Scammers will also use tax season to prey on vulnerable individuals, with charity scams being a common tax scam. With sights set on well-intentioned donors, it is not uncommon for scammers to create fake charities to defraud people into giving away money and sensitive tax information.

How Seattle Bank Helps Protect Your Information

Protecting assets is first and foremost to every wealth management strategy. Developing a comprehensive cybersecurity plan that goes beyond the basics is crucial to mitigate the risks posed by cybercrime.

Safeguarding our clients’ financial information and activity are top priorities for Seattle Bank. With fraud activity on the rise, our team continues to take extensive measures to ensure sensitive information is always protected.
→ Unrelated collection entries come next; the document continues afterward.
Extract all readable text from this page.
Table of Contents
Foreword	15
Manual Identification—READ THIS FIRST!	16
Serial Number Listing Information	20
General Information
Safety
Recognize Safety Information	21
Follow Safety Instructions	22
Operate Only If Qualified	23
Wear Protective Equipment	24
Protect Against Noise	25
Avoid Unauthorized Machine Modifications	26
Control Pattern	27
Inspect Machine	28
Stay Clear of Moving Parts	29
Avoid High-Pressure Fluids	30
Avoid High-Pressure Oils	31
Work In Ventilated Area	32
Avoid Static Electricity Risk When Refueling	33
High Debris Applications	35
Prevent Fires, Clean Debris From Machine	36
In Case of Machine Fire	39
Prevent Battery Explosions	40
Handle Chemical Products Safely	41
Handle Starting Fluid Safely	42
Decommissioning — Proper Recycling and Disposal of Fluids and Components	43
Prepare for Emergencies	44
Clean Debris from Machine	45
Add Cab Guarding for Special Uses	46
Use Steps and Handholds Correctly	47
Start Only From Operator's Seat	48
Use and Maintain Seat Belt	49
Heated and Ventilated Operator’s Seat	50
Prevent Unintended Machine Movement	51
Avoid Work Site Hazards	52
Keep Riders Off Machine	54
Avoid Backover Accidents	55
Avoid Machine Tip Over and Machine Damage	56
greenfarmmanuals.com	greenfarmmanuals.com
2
Here are some of the measures we take to protect you against fraud:

  • Our secure online and mobile banking platform encrypts personal information, minimizing the risk of stolen account details.
  • A dedicated Private Client Manager can help act as an additional layer of protection for Private Banking clients, helping to detect suspicious account activity and identify potential risks before transactions occur.
  • Positive Pay services (Check and ACH) are available for business accounts, so that only authorized checks and transfers clear.
  • Multi-factor authentication is required upon login for accounts with online wire and ACH payment functions, making it harder for bad actors to gain access to accounts.
  • Our outside and third-party vendors go through an extensive vetting process so we can be confident they share our commitment to the highest standards of security.
  • We offer eStatements and online bill pay as an option to minimize the risk of sensitive information being stolen or exposed.